6 b) Das Zeugnis kann auf der Grundlage des § 384 Nr. 1 ZPO verweigert werden über Fragen, deren Beantwortung dem Zeugen oder einer Person, zu der er in einem der in § 383 Nr. 1 bis 3 ZPO bezeichneten Verhältnisse steht, einen unmittelbaren vermögensrechtlichen Schaden verursachen würde. In der Kommentarliteratur ist streitig, ob dafür bei einer von dem Zeugen organschaftlich vertretenen juristischen Person (hier: einer GmbH) deren Schaden genügt (so Baumbach/Lauterbach/Hartmann, ZPO, 64. Aufl., § 384 Rn. 4) oder ob es sich dabei lediglich um einen mittelbaren Schaden des Zeugen handeln würde (hierfür MünchKomm/Damrau, ZPO, 2. Aufl., § 384 Rn. 7; Musielak/Huber, aaO., § 384 Rn. 3; Stein/Jonas/Berger, aaO., 21. Aufl., § 384 Rn. 4; Zöller/Greger, aaO., § 384 Rn. 4). Für die in der vorliegenden Fallgestaltung allein in Rede stehende sinngemäße Anwendung der Vorschriften über die Zeugnisverweigerung mag dies auf sich beruhen. Ungeachtet dessen, daß auch die Vorlage von Urkunden nach § 142 ZPO bei juristischen Personen durch deren Organe erfolgen muß, weil die juristische Person als solche nicht handlungsfähig ist, bleibt Normadressat in solchen Fällen doch - abweichend von § 384 Nr. 1 ZPO - unmittelbar nicht der organschaftliche Vertreter (Zeuge), sondern die von dem Gericht auf Herausgabe ihrer Unterlagen in Anspruch genommene juristische Person. Der Gesetzgeber behandelt deren Verpflichtung als Zeugnispflicht.

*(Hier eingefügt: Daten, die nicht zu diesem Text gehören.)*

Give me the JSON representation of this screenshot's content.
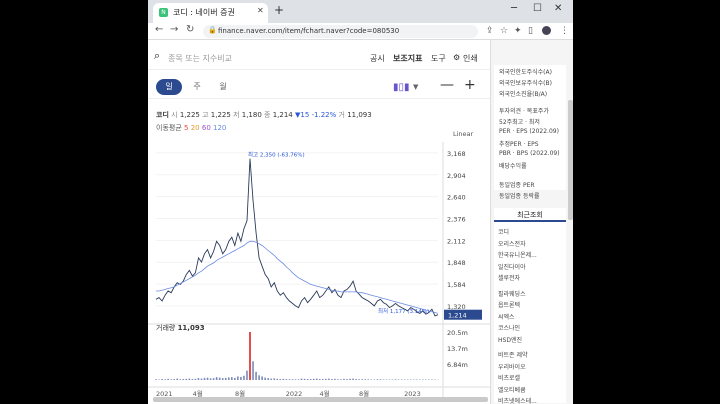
{
  "browser": {
    "tab_title": "코디 : 네이버 증권",
    "favicon": "N",
    "url": "finance.naver.com/item/fchart.naver?code=080530"
  },
  "toolbar": {
    "search_placeholder": "종목 또는 지수비교",
    "links": [
      "공시",
      "보조지표",
      "도구",
      "인쇄"
    ]
  },
  "periods": [
    "일",
    "주",
    "월"
  ],
  "quote": {
    "name": "코디",
    "open_label": "시",
    "open": "1,225",
    "high_label": "고",
    "high": "1,225",
    "low_label": "저",
    "low": "1,180",
    "close_label": "종",
    "close": "1,214",
    "change": "▼15 -1.22%",
    "vol_label": "거",
    "vol": "11,093"
  },
  "moving_avg": {
    "label": "이동평균",
    "periods": [
      "5",
      "20",
      "60",
      "120"
    ],
    "colors": [
      "#e8483a",
      "#e89a2a",
      "#9a56c8",
      "#6a8ae0"
    ]
  },
  "scale_label": "Linear",
  "chart_data": {
    "type": "line",
    "price_axis_ticks": [
      "3,168",
      "2,904",
      "2,640",
      "2,376",
      "2,112",
      "1,848",
      "1,584",
      "1,320"
    ],
    "current_price": "1,214",
    "max_label": "최고 2,350 (-63.76%)",
    "min_label": "최저 1,177 (3.14%)",
    "volume_label": "거래량",
    "volume": "11,093",
    "volume_axis_ticks": [
      "20.5m",
      "13.7m",
      "6.84m"
    ],
    "x_ticks": [
      "2021",
      "4월",
      "8월",
      "2022",
      "4월",
      "8월",
      "2023"
    ],
    "ylim": [
      1150,
      3300
    ],
    "series": [
      {
        "name": "price",
        "color": "#2a3a5a",
        "values": [
          1400,
          1420,
          1380,
          1450,
          1500,
          1480,
          1550,
          1600,
          1580,
          1620,
          1700,
          1750,
          1680,
          1720,
          1900,
          1850,
          1950,
          2000,
          1900,
          1980,
          2100,
          2050,
          1950,
          2000,
          2100,
          2150,
          2050,
          2200,
          2100,
          2250,
          2350,
          3100,
          2600,
          2200,
          1900,
          1800,
          1700,
          1650,
          1550,
          1600,
          1500,
          1450,
          1480,
          1420,
          1380,
          1350,
          1320,
          1300,
          1380,
          1420,
          1360,
          1400,
          1450,
          1500,
          1420,
          1450,
          1500,
          1550,
          1480,
          1520,
          1450,
          1420,
          1500,
          1520,
          1560,
          1620,
          1500,
          1460,
          1420,
          1400,
          1380,
          1350,
          1320,
          1380,
          1400,
          1360,
          1340,
          1300,
          1320,
          1350,
          1320,
          1300,
          1280,
          1260,
          1300,
          1280,
          1250,
          1230,
          1260,
          1220,
          1240,
          1280,
          1200,
          1214
        ]
      },
      {
        "name": "MA120",
        "color": "#6a8ae0",
        "values": [
          1500,
          1500,
          1510,
          1520,
          1530,
          1540,
          1550,
          1570,
          1590,
          1610,
          1630,
          1650,
          1670,
          1690,
          1720,
          1740,
          1770,
          1800,
          1820,
          1840,
          1870,
          1890,
          1910,
          1930,
          1950,
          1970,
          1990,
          2010,
          2030,
          2050,
          2080,
          2100,
          2100,
          2090,
          2070,
          2050,
          2020,
          1990,
          1960,
          1930,
          1890,
          1860,
          1830,
          1790,
          1760,
          1720,
          1690,
          1660,
          1640,
          1620,
          1600,
          1580,
          1570,
          1560,
          1550,
          1540,
          1530,
          1520,
          1510,
          1500,
          1500,
          1490,
          1490,
          1490,
          1490,
          1490,
          1490,
          1480,
          1480,
          1470,
          1460,
          1450,
          1440,
          1430,
          1420,
          1410,
          1400,
          1390,
          1380,
          1370,
          1360,
          1350,
          1340,
          1330,
          1320,
          1310,
          1300,
          1290,
          1280,
          1270,
          1260,
          1250,
          1240,
          1230
        ]
      }
    ],
    "volume_values": [
      0.3,
      0.2,
      0.4,
      0.3,
      0.5,
      0.3,
      0.4,
      0.6,
      0.3,
      0.4,
      0.5,
      0.6,
      0.4,
      0.5,
      0.8,
      0.6,
      0.9,
      1.0,
      0.7,
      0.8,
      1.2,
      1.0,
      0.8,
      0.9,
      1.1,
      1.2,
      0.9,
      1.5,
      1.3,
      1.8,
      4.0,
      20.5,
      8.0,
      3.5,
      2.0,
      1.5,
      1.0,
      0.8,
      0.6,
      0.7,
      0.5,
      0.4,
      0.5,
      0.4,
      0.3,
      0.3,
      0.3,
      0.3,
      0.6,
      0.5,
      0.4,
      0.4,
      0.5,
      0.6,
      0.4,
      0.4,
      0.5,
      0.6,
      0.4,
      0.5,
      0.3,
      0.3,
      0.5,
      0.4,
      0.5,
      0.6,
      0.4,
      0.3,
      0.3,
      0.3,
      0.3,
      0.2,
      0.2,
      0.3,
      0.3,
      0.2,
      0.2,
      0.2,
      0.2,
      0.3,
      0.2,
      0.2,
      0.2,
      0.2,
      0.2,
      0.2,
      0.2,
      0.2,
      0.2,
      0.2,
      0.2,
      0.2,
      0.2,
      0.1
    ]
  },
  "sidebar": {
    "info_items": [
      "외국인한도주식수(A)",
      "외국인보유주식수(B)",
      "외국인소진율(B/A)",
      "투자의견 · 목표주가",
      "52주최고 · 최저",
      "PER · EPS (2022.09)",
      "추정PER · EPS",
      "PBR · BPS (2022.09)",
      "배당수익률",
      "동일업종 PER",
      "동일업종 등락률"
    ],
    "recent_title": "최근조회",
    "recent_items": [
      "코디",
      "오리스전자",
      "한국유니온제...",
      "일진다이아",
      "셀루전자",
      "필라웨딩스",
      "옵트론텍",
      "씨엑스",
      "코스나인",
      "HSD엔진",
      "비트존 제약",
      "우리바이오",
      "비츠로셀",
      "엘오티베큠",
      "비츠넷에스테..."
    ]
  }
}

Dann ist es aber nur folgerichtig, bei der Frage nach einem Zeugnisverweigerungsrecht gemäß § 384 Nr. 1 ZPO primär - oder jedenfalls auch - auf die Vermögensverhältnisse der juristischen Person abzustellen und dieser bei einem drohenden eigenen Schaden auch ein Recht zur Verweigerung der verlangten Vorlage zuzubilligen. (...)
7 c) Zu Unrecht bezweifelt die Beschwerde schließlich mit Rücksicht darauf, daß ein Schadensersatzanspruch der Kl. gegen die Drittbeteiligte durch die von ihr vorzulegenden Unterlagen nicht begründet, sondern allenfalls nachgewiesen würde und überdies nach der rechtskräftigen Abweisung im Vorprozeß von der Durchführung eines Wiederaufnahmeverfahrens abhinge, einen unmittelbaren Schaden im Sinne des § 384 Nr. 1 ZPO. Für die Annahme einer die Zeugnisverweigerung rechtfertigenden Vermögensgefährdung genügt es, daß die Durchsetzung einer bereits bestehenden Schuldverpflichtung auf diesem Wege nur erleichtert werden könnte. (wird ausgeführt)
Leitsatz
häufig von der Redaktion verfasst
Seit einiger Zeit kann das Gericht auch einem Dritten aufgeben, Urkunden zu Beweiszwecken vorzulegen. Dazu ist er allerdings nicht verpflichtet, wenn ihm ein Zeugnisverweigerungsrecht zusteht.
Der Fall
Bearbeitung des Verlags, keine Aussage des Gerichts
Die Käuferin von mehreren Wohnblöcken hatte die Verkäuferin auf Schadenersatz verklagt, weil die tatsächlichen Mieteinnahmen hinter den im Kaufvertrag angegebenen Zahlen weit zurückblieben. Diese Klage wurde rechtskräftig abgewiesen, weil das Gericht eine Zusicherung nicht für erwiesen ansah. Im Folgeprozeß nahm die Käuferin den Notar aus Amtspflichtverletzung in Anspruch, da keine Zusicherung beurkundet worden sei. Für die Höhe ihres Schadens berief sie sich auf die Kontoauszüge und andere Unterlagen, die von der Verkäuferin vorzulegen seien. Nachdem das Oberlandesgericht eine entsprechende Auflage an die Verkäuferin erteilt hatte, berief diese sich auf ein Zeugnisverweigerungsrecht, da ihr ein Vermögensschaden drohe. Das Oberlandesgericht folgte dem in seinem Zwischenurteil; die zugelassene Rechtsbeschwerde war erfolglos.
Das Urteil
Bearbeitung des Verlags, keine Aussage des Gerichts
Mit Beschluß vom 26. Oktober 2006 stellte der BGH fest, daß die Anordnung der Vorlage von Urkunden auch zu Beweiszwecken erfolgen könne. Der Dritte sei jedoch berechtigt, bei einem drohenden Vermögensschaden die Vorlage zu verweigern. Das sei hier gegeben, denn der Verkäuferin drohe die Erhebung einer Restitionsklage zu dem Urteil im Vorprozeß mit der Folge, daß sie nunmehr zum Schadenersatz verurteilt werden könnte.